Burlington Gazette – History by Helen Langford

Before 1800 …
Tues., December 20, 1977

Christmas was celebrated very simply and yet with great joy. It was a time for visiting, cooking special treats and for holding worship services in fog homes. The winter stores were in and the field labour was over for a few months. A special smoked ham or a few pheasants would be tenderly roasted over the open fire – perhaps a precious bit of white flour and sugar had been saved for this occasion.

For the children, there would have been treats like a pair of warm mittens, maybe a little maple sugar, and perhaps a simple toy fashioned from wood. Bible reading was a daily family habit. The Nativity story must have held a special significance heard around a glowing fire in a one room log shelter. 

By 1789, there were 10,000 settlers in Upper Canada; a few were new settlers from overseas, some were German mercenaries brought over to fight for England in the War of Independence but the bulk of the 10,000 were people of varying backgrounds who wished to live under English rule. Many of these loyalists left homes and good farms or businesses in the colonies. But, just as people today migrate, these settlers also came for greater opportunities for themselves and their children. 
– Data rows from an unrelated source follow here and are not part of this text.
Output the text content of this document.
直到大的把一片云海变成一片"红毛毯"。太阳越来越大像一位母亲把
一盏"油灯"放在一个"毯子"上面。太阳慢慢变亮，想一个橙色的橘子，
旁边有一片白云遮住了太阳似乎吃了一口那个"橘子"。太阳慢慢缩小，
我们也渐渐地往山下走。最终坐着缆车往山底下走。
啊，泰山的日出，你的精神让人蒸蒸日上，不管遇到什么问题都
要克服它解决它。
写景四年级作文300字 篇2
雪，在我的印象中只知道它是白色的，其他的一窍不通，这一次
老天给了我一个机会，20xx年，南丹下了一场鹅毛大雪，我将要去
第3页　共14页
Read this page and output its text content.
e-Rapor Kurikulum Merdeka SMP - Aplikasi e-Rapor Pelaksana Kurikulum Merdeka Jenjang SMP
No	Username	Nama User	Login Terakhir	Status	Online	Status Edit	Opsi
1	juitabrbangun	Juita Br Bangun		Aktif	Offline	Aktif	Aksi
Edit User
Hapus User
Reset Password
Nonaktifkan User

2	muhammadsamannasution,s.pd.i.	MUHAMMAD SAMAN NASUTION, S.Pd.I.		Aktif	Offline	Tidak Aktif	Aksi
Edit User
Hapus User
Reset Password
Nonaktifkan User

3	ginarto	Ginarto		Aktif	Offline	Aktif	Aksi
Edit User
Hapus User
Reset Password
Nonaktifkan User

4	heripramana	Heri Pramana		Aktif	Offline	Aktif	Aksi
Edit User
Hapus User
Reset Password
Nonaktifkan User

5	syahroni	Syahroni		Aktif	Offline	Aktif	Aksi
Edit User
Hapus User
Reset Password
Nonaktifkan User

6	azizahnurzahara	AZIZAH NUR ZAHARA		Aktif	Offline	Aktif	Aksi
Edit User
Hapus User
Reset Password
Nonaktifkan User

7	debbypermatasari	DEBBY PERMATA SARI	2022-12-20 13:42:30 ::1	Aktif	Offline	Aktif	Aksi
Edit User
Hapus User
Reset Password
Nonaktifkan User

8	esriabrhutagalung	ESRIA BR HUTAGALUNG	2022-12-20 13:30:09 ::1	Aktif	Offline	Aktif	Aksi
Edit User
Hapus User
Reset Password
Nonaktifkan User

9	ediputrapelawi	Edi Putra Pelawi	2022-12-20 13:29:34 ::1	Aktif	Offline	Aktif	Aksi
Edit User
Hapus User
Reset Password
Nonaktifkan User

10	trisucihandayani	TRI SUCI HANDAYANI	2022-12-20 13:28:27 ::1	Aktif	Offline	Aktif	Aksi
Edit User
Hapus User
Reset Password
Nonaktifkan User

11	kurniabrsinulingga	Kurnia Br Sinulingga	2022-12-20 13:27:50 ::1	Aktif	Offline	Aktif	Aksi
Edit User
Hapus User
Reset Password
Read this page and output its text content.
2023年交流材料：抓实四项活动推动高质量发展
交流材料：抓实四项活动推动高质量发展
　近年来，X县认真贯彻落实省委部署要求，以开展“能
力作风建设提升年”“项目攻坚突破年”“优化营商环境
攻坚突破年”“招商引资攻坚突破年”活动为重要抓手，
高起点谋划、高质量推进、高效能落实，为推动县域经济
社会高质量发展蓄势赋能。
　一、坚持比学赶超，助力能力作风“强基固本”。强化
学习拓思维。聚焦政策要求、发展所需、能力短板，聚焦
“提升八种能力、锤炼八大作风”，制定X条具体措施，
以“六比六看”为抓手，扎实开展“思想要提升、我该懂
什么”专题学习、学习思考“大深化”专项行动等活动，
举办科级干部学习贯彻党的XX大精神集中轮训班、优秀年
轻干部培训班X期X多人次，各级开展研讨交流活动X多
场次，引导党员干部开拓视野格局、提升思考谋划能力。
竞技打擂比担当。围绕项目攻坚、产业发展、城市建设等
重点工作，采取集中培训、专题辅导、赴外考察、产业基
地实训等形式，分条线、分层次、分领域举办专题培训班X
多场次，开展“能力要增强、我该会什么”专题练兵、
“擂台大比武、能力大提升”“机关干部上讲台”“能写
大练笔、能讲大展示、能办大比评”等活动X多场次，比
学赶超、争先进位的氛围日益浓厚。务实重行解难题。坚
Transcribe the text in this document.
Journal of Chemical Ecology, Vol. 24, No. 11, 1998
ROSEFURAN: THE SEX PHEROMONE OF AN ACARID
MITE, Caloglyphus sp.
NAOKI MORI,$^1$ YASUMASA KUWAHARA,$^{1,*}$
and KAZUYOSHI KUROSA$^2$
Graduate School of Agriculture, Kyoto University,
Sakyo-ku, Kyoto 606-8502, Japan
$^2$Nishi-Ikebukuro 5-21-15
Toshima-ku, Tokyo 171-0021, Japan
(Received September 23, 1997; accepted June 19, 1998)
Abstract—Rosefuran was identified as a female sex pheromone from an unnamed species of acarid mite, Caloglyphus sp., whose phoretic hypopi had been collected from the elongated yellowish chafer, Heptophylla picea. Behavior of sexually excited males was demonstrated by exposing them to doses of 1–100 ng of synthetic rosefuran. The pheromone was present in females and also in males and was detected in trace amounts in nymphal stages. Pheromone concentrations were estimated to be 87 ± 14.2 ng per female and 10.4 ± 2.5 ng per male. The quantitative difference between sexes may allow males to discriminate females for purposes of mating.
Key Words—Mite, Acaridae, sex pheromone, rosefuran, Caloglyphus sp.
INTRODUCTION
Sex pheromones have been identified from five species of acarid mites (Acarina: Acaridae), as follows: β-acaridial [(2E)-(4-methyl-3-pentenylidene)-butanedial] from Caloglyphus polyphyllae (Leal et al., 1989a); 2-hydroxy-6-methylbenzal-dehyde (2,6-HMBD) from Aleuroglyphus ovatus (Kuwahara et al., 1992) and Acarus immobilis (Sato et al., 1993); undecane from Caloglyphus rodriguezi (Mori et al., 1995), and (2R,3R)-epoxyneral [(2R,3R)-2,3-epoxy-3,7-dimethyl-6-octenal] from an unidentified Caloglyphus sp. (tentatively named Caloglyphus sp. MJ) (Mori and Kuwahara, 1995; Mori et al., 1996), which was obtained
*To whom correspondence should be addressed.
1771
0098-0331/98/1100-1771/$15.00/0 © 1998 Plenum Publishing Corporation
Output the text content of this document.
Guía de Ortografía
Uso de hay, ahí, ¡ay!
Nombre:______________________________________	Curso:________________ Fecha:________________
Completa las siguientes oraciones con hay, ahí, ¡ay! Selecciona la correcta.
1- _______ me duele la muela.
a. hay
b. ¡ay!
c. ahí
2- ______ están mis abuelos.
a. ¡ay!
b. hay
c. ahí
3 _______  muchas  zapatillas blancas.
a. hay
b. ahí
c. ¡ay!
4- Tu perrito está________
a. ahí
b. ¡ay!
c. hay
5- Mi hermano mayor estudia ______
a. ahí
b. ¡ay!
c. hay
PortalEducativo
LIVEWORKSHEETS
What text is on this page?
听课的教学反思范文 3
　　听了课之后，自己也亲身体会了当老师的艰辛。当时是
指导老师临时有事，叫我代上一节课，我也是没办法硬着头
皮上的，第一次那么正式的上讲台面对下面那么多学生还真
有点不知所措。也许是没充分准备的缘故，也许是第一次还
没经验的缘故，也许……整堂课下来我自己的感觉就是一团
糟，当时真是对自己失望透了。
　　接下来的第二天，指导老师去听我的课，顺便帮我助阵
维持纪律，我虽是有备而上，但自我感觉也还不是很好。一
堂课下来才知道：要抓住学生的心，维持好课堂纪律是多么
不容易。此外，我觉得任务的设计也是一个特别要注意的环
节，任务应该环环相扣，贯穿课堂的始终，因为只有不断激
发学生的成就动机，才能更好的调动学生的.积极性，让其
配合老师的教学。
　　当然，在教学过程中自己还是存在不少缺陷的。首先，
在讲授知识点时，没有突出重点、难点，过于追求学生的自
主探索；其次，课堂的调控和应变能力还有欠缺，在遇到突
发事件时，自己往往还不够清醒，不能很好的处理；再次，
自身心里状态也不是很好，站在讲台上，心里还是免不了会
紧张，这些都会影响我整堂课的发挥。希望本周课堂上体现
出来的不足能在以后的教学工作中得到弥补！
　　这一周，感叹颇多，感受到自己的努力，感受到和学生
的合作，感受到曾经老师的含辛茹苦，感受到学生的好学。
By 1786, the Governor of Upper Canada had ceased the rations allowed new settlers, feeling that those who wished to remain loyal to England had had ample time to come across the border and get settled. Niagara was only one entry point but was most commonly used by our early pioneers. Government lists were kept which has made documentation of these people somewhat easier. 

Four to five thousand loyalists were shipped from New York City (York) in the spring of 1783 bound for New Brunswick. It is interesting to note that 1/3 of the adults were listed as black slaves. Another group of black pioneers settled near Chatham, Ont. on loyalist land grants. 

Some of our settlers were aboard the ships and received land grants in New Brunswick. George Chisholm and family settled near present day Shelburne. Phoebe Land and her children went to the St. John River area – she had given her husband Robert up for dead!